Cet avantage diplomatique de l'ex-patron du Fonds monétaire international est apparu comme central lors de la première audience de la procédure civile, à New York. FTVi dresse la liste des arguments des deux parties. 

Les avocats de Nafissatou Diallo (à gauche) et de Dominique Strauss-Kahn (à droite) lors de la première audience de la procédure civile, le 28 mars 2012, à New York. 
Les avocats de Nafissatou Diallo (à gauche) et de Dominique Strauss-Kahn (à droite) lors de la première audience de la procédure civile, le 28 mars 2012, à New York.  (STAN HONDA / AFP)

Elle est l'une des clés de la procédure civile intentée par Nafissatou Diallo contre Dominique Strauss-Kahn pour agression sexuelle.
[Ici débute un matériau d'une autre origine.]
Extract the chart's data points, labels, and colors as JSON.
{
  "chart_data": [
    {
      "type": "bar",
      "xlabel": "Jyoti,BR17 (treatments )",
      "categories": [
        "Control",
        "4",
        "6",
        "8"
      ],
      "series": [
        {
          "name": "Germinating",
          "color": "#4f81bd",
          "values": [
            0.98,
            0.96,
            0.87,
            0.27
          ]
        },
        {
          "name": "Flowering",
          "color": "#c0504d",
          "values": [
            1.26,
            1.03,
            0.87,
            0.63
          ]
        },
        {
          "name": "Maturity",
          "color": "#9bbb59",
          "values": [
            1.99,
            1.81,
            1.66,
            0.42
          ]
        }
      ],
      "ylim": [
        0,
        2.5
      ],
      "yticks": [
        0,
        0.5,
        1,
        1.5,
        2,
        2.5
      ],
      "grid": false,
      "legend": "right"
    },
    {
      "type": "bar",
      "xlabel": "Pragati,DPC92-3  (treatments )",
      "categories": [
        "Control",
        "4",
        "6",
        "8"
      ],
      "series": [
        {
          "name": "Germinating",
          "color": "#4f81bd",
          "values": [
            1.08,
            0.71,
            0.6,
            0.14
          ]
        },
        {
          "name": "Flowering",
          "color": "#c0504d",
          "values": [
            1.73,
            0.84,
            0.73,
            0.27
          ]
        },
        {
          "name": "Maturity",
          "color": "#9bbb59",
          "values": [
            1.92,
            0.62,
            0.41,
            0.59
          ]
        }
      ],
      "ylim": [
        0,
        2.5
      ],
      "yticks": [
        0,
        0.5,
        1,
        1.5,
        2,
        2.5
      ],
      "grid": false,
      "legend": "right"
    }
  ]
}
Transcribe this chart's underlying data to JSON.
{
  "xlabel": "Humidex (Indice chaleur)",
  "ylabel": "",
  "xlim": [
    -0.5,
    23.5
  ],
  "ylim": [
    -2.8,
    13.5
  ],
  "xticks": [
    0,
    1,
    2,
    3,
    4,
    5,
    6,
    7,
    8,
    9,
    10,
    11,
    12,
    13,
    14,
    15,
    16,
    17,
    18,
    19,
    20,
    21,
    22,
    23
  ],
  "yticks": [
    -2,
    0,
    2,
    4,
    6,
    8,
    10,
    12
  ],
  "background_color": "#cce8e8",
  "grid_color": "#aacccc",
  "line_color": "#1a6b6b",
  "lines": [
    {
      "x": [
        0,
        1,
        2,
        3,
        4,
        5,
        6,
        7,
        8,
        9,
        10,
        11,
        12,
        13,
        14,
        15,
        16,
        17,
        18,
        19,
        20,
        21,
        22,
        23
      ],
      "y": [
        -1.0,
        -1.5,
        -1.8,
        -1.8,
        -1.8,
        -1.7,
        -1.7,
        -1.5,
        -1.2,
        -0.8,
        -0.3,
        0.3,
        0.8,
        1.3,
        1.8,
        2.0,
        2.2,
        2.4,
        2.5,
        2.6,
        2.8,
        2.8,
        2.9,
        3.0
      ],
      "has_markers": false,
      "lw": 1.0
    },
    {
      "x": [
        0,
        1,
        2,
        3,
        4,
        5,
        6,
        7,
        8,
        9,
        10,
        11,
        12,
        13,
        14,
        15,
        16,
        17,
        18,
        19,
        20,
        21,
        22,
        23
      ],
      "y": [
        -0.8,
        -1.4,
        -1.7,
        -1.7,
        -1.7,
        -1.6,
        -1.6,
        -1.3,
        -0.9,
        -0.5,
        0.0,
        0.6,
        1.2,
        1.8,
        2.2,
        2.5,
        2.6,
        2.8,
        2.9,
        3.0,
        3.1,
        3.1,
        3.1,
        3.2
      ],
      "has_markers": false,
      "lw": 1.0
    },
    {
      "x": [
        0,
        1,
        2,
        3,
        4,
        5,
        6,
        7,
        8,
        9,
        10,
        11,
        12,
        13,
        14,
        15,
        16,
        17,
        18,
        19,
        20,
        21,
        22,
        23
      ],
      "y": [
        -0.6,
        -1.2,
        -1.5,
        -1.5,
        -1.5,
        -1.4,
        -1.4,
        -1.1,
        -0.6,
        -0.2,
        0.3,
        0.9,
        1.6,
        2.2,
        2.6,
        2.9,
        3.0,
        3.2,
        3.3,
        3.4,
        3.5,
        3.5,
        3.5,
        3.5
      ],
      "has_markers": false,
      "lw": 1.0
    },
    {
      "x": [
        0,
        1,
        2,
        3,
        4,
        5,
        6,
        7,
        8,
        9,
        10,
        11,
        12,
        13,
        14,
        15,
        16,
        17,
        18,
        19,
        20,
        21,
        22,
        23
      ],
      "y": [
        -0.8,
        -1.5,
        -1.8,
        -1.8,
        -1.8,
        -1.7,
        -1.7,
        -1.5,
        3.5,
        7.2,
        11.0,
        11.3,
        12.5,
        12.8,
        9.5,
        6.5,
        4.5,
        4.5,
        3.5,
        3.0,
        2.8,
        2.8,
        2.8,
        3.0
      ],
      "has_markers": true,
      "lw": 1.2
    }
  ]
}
L'immunité "absolue" de l'ancien directeur général du Fonds monétaire international (FMI) a alimenté les discussions et orienté les questions du juge Douglas McKeon lors de la première audience de cette procédure, mercredi 28 mars, à New York.

France 2 - Stephan Breitner et Laurent Desbois

Face au juge, un des avocats de DSK a ainsi demandé de classer la plainte pour agression sexuelle, en invoquant cet avantage diplomatique. FTVi dresse la liste des arguments exposés par chacun des deux camps, mercredi.  

• La question centrale de l'immunité : de quoi s'agit-il ? 

Selon les avocats de DSK, l'immunité de leur client en tant que directeur général du FMI est "absolue". Ce dernier en bénéficie même lorsqu'il s'agit d'actes commis à titre personnel. Ils invoquent à ce titre la Convention internationale sur les institutions spécialisées, adoptée par les Nations unies en 1948.

Mais cette même Convention stipule que "les fonctionnaires des institutions spécialisées jouiront de l'immunité de juridiction pour les actes accomplis par eux en leur qualité officielle". De plus, comme le soulignent les avocats de Nafissatou Diallo, les Etats-Unis ne font pas partie de la Convention.

• Qu'a répondu le camp Diallo ?  

La requête de la défense a été balayée par les avocats de la femme de chambre. Selon l'un d'eux, Douglas Wigdor, l'immunité de DSK en tant que directeur général du FMI était strictement limitée à "ses fonctions officielles". L'avocat a encore souligné que DSK n'avait pas cherché à la faire valoir lors de la procédure pénale, aujourd'hui close. 

"DSK n'était pas un diplomate, il avait une immunité limitée" au moment des faits, a renchéri Kenneth Thompson, l'un des défenseurs de Nafissatou Diallo, à l'issue de l'audience.

• Quelle pourrait être la conclusion du juge ? 

Difficile de l'affirmer. Le juge Douglas McKeon devrait rendre sa décision d'ici à deux semaines. Mais sur Twitter, les correspondants de RTL, France Info et Europe 1 à New York doutent qu'il retienne l'immunité de DSK au moment des faits. Pour eux, les questions du magistrat à l'audience en disent long sur sa position.

 

Côté DSK, on se prépare déjà à la suite. William Taylor, un des avocats de l'ancien patron du FMI, n'a pas exclu de faire appel si la décision du juge était défavorable à son client.